In this new blog we present a new chapter from GSSI Academy. It is a basic introduction to some of the key concepts of ground penetrating radar. To begin, we discuss the importance of the dielectric constant and methods to determine the right dielectric. Just as Ground Penetrating Radar is also known as GPR, Georadar, and ground probing radar, the term dielectric constant can also be known as velocity and medium type, depending on specific GPR manufacturers.
GPR Theory: Understanding the Dielectric Constant:
GPR works by transmitting and receiving a high frequency electromagnetic wave through the ground, whether it’s soil, concrete, gravel, or other material. Radar waves travel at different velocities depending on what material it’s traveling through; anything ‘different’ that it interacts with will produce a reflection, to be received by the GPR device. Upon receiving the reflection, a GPR device will take note of the amount of time it takes for the signal to return and the strength of that reflection. The system will take these two pieces of information and convert them into a depth reading; in order to do so, they must be programmed with what’s known as the dielectric constant. This constant describes the speed at which electromagnetic waves move through a particular material.

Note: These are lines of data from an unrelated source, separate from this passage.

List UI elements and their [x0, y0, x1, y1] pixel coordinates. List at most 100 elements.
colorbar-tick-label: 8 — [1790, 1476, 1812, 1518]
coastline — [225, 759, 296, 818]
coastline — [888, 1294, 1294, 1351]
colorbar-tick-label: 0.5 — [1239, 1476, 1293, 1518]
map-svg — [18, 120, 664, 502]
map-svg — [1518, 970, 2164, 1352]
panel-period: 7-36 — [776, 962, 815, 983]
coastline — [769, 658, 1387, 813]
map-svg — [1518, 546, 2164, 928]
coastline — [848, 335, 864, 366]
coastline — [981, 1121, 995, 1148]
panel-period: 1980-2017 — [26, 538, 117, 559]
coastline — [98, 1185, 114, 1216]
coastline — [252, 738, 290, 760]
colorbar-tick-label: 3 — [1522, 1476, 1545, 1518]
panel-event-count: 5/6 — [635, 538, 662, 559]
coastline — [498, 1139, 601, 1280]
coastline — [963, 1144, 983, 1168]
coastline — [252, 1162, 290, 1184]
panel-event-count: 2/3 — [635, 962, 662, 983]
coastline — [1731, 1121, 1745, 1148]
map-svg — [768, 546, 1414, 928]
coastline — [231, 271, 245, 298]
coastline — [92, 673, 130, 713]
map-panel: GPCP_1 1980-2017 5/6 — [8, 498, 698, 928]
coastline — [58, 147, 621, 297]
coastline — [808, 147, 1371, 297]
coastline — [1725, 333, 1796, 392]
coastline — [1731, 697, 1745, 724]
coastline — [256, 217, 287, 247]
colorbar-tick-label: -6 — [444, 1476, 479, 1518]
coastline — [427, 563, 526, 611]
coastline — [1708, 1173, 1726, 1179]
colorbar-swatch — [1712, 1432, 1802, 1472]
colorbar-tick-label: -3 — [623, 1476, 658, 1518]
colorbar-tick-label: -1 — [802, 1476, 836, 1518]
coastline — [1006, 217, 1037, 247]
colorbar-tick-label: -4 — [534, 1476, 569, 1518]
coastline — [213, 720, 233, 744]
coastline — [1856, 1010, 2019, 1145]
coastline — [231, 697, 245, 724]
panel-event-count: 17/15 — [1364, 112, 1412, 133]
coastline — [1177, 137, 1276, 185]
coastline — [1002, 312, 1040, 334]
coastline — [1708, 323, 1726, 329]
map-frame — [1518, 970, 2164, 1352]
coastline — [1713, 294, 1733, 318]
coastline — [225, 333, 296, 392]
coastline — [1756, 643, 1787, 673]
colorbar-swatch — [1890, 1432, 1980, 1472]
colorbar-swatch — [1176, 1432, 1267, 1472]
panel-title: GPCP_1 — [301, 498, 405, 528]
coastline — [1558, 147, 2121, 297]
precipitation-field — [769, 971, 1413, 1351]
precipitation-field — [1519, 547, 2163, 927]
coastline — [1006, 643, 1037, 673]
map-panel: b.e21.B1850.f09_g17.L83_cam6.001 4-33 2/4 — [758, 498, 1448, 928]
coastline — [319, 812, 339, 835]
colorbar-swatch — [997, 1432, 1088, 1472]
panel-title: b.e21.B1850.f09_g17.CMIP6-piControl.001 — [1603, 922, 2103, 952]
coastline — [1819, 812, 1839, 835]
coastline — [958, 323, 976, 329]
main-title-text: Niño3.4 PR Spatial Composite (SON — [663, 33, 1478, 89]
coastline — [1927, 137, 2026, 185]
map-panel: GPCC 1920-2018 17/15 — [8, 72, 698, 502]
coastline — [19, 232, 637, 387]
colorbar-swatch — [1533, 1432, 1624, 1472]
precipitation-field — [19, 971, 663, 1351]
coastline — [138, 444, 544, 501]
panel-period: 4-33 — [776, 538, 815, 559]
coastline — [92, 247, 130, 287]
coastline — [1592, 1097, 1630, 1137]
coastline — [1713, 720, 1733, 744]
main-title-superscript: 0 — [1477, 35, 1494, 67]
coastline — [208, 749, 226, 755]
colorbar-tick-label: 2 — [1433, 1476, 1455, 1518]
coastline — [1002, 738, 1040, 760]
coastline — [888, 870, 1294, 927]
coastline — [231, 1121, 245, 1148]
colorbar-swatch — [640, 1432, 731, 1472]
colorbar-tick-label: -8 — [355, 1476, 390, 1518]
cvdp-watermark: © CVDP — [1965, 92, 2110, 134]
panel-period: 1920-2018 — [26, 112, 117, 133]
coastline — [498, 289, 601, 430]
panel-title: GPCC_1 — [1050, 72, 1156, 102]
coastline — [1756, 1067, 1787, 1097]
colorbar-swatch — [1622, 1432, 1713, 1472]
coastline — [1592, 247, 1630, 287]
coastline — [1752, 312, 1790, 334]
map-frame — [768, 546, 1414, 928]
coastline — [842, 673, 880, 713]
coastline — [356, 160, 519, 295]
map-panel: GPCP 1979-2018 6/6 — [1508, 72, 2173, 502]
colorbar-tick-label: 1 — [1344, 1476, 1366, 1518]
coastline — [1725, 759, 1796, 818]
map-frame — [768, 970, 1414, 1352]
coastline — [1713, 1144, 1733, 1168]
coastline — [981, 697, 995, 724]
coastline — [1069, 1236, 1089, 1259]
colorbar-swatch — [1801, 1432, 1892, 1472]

The Importance of the Dielectric Constant:
The dielectric constant is critically important to getting accurate depth readings with GPR systems. Dielectric constants, also known as relative dielectric permittivity, are measured on a scale of 1 to 81, where 1 is the dielectric constant for air (through which radar waves travel most quickly) and 81 the constant for water (through which radar waves travel most slowly). Metallic objects exist outside the scale, since radar waves cannot penetrate them at all; they are described as having an infinite dielectric constant.
In order to convert the variable that is produced by a radar reading – time – into the desired product of the reading – depth – GPR systems must be accurately programmed with the correct dielectric constant for the ground material in question. This enables GPR systems to produce meaningful depth readings, instead of timed reflection readings; these time reflection readings are transformed in an equation with the proper dielectric constant. As a result, depth readings from GPR systems are only as accurate as the dielectric constant with which they are programmed for each particular ground material. There are three key methods for determining an accurate dielectric constant, each with their own benefits and drawbacks.
Methods of Determining the Dielectric Constant:
One way of determining the dielectric constant is by utilizing a published reference, available from GSSI in manuals and products documentation, as well as online. Using a published reference is the quickest and easiest way to obtain a dielectric constant because it doesn’t require field analysis if ground material type is known. It’s not the most accurate, though, because published references are averages and not site specific.
A more accurate way to determine the constant can be with utilizing a method known as migration, or hyperbola fitting. Hyperbola fitting relies on data gathered from pipe-like targets in the ground; individual GPR units are capable of calculating dielectric constants for different soils simply by fitting a hyperbola tool to hyperbola data gathered in real-time from one of these pipe-like targets. This is the most consistent way to determine the dielectric constant in the field.
The final method for determining the dielectric constant is through what’s known as ground truth. In this case, a GPR unit is positioned over something for which the actual depth is known; by programming the unit with this known depth (known from a prior dig or a chart), the unit can calculate the dielectric constant and effectively gauge depths for other objects in the field.